After the unfriendly garage-rock sulk that was Nu-Clear Sounds, Free All Angels is a return to the wistfully melodic and adrenalised love-struck punk-rock that made them so great back when they were still teenagers- songs about walking hand-in-hand along the beach, about wasting whole years and losing yourself in a kiss. There might not be anything quite as gloriously inspired and evocative of teenage love-in-the-summer as "Girl From Mars" or "Oh Yeah" on here, but they get damn close several times on an album packed full of singles and potential singles.

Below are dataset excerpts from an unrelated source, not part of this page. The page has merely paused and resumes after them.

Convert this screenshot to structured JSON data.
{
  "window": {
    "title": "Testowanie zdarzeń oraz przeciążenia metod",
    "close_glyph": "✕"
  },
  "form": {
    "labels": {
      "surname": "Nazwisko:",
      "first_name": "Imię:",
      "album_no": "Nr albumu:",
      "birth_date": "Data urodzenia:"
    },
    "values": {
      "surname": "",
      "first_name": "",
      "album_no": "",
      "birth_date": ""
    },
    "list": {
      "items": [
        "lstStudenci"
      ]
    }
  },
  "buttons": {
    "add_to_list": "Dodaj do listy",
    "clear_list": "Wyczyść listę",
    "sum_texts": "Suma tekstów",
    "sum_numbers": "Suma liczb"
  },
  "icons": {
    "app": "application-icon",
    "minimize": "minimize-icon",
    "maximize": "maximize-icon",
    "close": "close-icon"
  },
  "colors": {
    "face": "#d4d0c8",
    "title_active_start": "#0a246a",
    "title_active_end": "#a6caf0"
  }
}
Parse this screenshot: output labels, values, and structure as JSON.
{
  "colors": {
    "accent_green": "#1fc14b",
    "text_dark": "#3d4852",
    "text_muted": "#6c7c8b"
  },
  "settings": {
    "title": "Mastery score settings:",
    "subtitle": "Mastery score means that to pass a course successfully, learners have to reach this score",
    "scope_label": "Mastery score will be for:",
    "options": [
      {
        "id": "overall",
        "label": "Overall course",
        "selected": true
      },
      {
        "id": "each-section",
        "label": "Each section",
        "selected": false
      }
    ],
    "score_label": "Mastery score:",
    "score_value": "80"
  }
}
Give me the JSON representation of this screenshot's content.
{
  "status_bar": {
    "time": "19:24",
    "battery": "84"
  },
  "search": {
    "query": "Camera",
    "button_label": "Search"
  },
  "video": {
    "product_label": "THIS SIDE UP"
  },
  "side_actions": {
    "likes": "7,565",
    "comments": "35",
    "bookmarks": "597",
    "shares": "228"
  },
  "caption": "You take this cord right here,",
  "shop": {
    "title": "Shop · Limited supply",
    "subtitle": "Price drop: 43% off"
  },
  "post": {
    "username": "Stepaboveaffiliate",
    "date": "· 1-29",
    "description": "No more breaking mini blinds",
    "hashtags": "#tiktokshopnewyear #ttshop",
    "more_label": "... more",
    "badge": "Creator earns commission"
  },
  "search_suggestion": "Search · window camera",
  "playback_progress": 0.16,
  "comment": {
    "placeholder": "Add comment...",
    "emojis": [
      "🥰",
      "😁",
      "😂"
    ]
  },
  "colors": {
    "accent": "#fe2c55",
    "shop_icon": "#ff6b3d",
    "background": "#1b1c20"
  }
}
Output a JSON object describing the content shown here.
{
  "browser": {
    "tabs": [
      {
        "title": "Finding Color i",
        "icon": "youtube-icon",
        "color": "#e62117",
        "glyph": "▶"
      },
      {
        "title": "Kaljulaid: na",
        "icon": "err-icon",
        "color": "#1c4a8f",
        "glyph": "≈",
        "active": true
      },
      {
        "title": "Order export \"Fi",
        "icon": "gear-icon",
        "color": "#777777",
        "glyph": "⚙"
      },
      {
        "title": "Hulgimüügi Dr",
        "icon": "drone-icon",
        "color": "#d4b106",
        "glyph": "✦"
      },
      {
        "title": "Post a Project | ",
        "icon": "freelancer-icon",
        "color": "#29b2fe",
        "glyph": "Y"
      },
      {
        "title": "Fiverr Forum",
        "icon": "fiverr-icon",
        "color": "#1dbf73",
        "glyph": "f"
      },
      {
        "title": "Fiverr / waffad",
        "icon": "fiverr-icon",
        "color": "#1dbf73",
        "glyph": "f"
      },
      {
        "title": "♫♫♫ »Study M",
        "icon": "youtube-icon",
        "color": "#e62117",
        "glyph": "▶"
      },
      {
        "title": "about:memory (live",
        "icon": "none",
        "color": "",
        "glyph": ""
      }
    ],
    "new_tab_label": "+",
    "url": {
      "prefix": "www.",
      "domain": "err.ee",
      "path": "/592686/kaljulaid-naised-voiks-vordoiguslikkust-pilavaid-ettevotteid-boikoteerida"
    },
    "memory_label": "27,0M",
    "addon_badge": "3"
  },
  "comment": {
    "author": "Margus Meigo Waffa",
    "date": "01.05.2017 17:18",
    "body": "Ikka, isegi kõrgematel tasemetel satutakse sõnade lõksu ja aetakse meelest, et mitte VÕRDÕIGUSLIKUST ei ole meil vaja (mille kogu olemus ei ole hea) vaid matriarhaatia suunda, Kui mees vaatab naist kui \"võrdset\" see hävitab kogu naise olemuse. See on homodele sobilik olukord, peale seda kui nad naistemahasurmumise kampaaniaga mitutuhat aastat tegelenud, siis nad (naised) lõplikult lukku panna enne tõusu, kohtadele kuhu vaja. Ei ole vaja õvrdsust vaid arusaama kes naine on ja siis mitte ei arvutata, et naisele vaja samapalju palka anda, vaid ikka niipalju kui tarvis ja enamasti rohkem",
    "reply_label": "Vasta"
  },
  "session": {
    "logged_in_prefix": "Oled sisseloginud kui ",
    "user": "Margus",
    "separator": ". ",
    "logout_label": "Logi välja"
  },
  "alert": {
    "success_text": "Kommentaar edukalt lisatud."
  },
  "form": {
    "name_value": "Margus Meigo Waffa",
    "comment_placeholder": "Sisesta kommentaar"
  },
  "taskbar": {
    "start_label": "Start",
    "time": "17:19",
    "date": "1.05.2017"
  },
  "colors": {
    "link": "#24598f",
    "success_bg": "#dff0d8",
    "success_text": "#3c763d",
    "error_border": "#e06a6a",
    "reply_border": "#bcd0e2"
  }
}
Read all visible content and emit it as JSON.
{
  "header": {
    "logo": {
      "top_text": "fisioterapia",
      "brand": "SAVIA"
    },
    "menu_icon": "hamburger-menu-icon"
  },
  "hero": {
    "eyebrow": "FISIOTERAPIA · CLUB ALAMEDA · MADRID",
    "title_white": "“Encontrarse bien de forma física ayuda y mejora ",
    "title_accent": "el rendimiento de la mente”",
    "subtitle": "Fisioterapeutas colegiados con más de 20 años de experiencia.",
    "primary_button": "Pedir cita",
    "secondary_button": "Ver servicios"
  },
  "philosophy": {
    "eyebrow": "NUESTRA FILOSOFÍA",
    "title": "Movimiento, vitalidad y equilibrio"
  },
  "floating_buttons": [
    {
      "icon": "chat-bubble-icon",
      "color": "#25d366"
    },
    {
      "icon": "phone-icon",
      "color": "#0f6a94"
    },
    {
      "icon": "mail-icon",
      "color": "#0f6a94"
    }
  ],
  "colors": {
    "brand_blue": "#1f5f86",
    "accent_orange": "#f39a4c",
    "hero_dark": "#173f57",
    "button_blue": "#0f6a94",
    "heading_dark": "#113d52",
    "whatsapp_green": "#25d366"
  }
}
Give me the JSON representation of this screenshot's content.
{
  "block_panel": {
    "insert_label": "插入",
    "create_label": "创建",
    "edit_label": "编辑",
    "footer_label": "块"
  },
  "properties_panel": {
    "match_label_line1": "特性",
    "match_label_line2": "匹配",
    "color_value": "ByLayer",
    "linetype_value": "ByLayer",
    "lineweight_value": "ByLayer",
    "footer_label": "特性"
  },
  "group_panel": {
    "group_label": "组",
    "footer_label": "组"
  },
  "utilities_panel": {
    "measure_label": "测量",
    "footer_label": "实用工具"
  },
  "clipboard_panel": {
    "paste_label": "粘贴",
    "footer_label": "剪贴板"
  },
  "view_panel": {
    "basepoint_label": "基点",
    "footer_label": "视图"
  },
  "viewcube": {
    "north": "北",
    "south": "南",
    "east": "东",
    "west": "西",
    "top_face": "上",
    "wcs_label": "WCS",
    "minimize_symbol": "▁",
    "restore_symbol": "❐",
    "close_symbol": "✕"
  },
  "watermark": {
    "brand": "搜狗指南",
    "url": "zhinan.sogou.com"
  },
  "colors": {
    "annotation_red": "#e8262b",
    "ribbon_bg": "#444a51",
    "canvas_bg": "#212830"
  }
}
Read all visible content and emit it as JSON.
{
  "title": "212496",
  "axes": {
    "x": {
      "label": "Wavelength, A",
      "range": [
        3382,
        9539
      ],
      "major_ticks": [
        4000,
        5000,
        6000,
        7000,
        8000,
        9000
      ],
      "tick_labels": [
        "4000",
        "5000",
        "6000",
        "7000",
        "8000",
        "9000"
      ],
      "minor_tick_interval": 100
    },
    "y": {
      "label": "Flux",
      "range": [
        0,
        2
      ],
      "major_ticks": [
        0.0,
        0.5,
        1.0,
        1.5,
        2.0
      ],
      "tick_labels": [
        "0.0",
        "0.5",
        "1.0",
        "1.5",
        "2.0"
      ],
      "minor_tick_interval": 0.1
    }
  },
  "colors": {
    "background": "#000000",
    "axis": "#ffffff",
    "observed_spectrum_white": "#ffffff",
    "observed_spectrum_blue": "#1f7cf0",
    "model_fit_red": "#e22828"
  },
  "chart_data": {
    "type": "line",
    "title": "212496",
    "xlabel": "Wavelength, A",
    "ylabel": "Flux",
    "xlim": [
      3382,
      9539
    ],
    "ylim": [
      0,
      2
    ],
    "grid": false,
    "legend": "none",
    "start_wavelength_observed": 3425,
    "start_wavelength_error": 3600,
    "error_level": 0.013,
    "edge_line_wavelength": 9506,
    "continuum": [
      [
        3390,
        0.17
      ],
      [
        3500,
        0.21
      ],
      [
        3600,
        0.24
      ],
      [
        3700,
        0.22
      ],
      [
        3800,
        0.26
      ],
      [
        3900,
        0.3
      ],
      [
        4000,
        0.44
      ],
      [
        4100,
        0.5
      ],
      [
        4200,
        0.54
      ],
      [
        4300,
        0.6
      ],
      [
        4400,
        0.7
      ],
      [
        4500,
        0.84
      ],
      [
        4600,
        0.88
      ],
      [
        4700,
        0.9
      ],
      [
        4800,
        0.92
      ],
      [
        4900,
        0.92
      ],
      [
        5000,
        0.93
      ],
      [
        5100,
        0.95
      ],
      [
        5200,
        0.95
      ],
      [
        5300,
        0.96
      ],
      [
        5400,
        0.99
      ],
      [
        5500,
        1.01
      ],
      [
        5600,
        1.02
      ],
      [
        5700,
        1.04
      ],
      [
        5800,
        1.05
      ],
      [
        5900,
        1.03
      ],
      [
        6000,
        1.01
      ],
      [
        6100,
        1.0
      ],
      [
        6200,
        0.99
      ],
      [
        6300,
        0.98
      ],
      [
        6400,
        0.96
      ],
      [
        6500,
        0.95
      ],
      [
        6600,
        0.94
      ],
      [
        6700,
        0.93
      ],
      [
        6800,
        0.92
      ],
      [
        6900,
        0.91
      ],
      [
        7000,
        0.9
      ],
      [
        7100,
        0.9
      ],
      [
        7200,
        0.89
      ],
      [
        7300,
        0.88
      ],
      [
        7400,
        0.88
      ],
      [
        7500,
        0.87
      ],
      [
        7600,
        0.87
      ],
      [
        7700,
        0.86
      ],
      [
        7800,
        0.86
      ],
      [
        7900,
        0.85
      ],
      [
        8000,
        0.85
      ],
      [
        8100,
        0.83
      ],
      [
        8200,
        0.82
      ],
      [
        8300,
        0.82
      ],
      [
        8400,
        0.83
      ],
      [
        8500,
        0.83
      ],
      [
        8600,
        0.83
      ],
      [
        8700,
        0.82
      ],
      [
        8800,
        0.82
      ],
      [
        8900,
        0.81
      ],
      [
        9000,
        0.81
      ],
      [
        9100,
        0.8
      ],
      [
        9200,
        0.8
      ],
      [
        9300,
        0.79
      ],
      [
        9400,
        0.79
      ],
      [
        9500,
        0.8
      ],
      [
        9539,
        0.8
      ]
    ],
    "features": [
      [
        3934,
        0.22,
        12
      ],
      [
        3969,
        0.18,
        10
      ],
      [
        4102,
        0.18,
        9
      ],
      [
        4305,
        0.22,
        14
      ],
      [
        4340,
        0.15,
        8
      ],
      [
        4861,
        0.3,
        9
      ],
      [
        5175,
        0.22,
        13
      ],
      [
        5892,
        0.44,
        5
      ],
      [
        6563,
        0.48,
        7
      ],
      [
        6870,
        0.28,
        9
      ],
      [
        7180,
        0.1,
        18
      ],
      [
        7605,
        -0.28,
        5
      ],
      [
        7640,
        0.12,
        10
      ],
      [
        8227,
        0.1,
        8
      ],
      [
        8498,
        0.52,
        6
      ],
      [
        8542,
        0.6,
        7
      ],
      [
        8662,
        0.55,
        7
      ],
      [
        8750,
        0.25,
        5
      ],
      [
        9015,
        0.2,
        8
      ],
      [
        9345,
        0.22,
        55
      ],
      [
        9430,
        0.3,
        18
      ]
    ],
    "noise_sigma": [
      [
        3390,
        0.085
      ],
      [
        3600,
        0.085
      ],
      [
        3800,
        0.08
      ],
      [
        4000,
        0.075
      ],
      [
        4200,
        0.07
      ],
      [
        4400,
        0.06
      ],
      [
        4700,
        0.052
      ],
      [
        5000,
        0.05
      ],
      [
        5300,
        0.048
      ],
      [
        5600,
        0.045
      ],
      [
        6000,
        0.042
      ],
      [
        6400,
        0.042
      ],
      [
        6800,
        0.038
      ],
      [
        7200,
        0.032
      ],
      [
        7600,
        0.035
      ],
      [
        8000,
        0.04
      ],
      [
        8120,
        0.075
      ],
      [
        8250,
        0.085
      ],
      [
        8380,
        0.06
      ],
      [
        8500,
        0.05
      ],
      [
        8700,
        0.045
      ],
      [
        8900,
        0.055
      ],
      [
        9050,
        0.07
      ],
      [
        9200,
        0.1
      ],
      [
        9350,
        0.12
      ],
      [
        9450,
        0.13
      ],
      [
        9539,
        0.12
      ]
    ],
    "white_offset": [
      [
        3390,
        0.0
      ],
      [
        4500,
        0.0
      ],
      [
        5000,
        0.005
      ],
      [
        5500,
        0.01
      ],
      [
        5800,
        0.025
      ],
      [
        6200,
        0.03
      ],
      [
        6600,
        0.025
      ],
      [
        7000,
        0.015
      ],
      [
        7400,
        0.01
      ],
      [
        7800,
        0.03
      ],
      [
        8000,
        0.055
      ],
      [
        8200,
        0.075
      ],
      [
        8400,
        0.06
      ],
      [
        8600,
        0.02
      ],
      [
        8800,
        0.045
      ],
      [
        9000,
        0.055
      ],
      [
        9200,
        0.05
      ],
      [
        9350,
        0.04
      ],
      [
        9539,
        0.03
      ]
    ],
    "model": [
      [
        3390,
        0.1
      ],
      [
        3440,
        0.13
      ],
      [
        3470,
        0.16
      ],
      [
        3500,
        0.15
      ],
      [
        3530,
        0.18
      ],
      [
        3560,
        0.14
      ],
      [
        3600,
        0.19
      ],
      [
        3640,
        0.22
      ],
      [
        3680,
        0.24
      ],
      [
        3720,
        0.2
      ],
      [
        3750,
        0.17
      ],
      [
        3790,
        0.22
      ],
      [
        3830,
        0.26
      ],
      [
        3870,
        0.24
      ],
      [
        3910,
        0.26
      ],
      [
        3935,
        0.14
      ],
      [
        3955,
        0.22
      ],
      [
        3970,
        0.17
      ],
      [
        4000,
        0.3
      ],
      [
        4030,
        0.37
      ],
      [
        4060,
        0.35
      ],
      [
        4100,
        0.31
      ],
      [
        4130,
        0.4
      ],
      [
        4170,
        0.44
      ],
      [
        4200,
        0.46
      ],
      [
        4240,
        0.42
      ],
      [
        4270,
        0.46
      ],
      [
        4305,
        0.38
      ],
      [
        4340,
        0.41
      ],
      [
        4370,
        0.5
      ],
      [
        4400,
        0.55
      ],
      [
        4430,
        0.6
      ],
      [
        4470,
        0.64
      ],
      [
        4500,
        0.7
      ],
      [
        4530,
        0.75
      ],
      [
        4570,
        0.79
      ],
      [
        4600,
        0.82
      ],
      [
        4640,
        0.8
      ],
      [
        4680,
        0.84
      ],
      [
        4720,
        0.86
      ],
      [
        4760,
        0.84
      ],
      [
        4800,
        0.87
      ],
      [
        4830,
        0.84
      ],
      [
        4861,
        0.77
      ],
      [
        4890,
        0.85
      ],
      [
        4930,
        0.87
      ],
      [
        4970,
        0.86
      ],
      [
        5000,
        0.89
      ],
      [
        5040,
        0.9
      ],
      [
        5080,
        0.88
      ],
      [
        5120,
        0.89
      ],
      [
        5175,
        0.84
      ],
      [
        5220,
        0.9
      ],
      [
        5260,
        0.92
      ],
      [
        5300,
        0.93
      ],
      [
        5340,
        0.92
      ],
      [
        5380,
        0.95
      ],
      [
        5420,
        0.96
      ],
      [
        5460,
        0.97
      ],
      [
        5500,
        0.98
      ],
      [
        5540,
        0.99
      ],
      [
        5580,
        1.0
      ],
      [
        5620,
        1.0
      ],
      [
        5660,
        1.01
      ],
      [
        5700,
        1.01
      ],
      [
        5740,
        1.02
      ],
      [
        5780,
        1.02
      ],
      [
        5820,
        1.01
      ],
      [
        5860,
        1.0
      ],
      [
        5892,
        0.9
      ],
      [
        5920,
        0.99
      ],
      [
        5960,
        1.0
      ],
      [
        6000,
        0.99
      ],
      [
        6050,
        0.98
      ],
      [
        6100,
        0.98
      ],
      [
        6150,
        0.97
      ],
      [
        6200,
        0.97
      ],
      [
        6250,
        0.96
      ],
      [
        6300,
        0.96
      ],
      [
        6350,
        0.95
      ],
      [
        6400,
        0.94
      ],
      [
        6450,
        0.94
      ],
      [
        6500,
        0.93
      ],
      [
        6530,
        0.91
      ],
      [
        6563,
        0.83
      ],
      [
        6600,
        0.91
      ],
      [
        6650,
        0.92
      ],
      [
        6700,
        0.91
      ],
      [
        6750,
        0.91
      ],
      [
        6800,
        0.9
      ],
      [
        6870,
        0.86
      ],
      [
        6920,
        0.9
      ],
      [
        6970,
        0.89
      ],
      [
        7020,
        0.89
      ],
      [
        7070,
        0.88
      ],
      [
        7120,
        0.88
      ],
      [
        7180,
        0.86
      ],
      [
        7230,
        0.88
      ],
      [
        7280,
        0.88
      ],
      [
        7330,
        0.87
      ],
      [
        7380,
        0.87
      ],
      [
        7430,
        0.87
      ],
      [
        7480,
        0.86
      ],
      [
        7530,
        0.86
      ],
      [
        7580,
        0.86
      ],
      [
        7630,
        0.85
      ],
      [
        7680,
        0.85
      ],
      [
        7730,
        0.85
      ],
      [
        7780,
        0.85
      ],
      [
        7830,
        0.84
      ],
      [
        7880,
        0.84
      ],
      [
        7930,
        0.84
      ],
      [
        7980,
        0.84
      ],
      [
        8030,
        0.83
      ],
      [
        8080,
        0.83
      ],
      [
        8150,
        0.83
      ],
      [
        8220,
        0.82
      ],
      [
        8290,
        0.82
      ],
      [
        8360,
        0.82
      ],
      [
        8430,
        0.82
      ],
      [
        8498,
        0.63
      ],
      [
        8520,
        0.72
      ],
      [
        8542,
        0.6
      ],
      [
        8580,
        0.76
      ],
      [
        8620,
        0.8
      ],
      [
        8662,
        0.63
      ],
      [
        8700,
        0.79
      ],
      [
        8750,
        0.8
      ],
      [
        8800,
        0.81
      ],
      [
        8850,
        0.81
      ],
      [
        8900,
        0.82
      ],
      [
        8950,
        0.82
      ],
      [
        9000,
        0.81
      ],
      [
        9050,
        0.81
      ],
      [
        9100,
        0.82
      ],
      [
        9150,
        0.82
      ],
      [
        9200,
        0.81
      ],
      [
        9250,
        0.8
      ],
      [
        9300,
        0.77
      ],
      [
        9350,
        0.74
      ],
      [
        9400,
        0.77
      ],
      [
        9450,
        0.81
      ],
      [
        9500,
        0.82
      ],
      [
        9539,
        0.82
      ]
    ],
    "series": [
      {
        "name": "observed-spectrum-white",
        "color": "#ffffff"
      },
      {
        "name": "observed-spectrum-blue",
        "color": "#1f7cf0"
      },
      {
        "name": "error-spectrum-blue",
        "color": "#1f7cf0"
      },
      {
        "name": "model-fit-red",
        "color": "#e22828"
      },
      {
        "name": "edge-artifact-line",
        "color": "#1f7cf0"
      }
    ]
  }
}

Ex-Night Nurse guitarist Charlotte Hatherley is now a fully established part of the band's sound, as essential as gonzo drummer Rick McMurray or potential mental outpatient Mark Hamilton, backing up Wheeler's full-speed guitar assault and allowing him to take centre stage and play the rock-star role in excelsis. (You just know she plays the fiddly bits live while he strikes Iggy-poses with his Flying-V and gay-icon cheekbones) While they may occasionally veer too far into formulaic punk-pop territory ("Cherrybomb"), Ash are never far from moments of inspired pop on FAA, from the Walker Brothers-sampling electro-pop of "Candy" to the storming proper rock'n'roll of "Shining Light". OK, so Tim's voice is still closer to that of a gasping asthmatic child than Robert Plant's primal holler, but when his cracked larynx is guiding us through classic pop of the highest order like "Sometimes", it really doesn't matter.
For the first time since their full-length debut album 1977, Ash have achieved synergy between their sweet-as-milkshake pop and the full-on heavy metal and punk that inspired Hamilton and Wheeler to pick up guitars in the first place. "Shark" is the sound of In Uetero without the self-loathing, while "Nicole" recalls the sex-and-death weirdness that made The Pixies the greatest band in the world over a decade ago. Elsewhere we get Rick McMurray's throbbing techno sex-rock "Submission" and more hooks than a velcro prom-dress.
Ash have always been an absolutely storming singles band, and with Free All Angels they show that they've remembered how to make albums to match.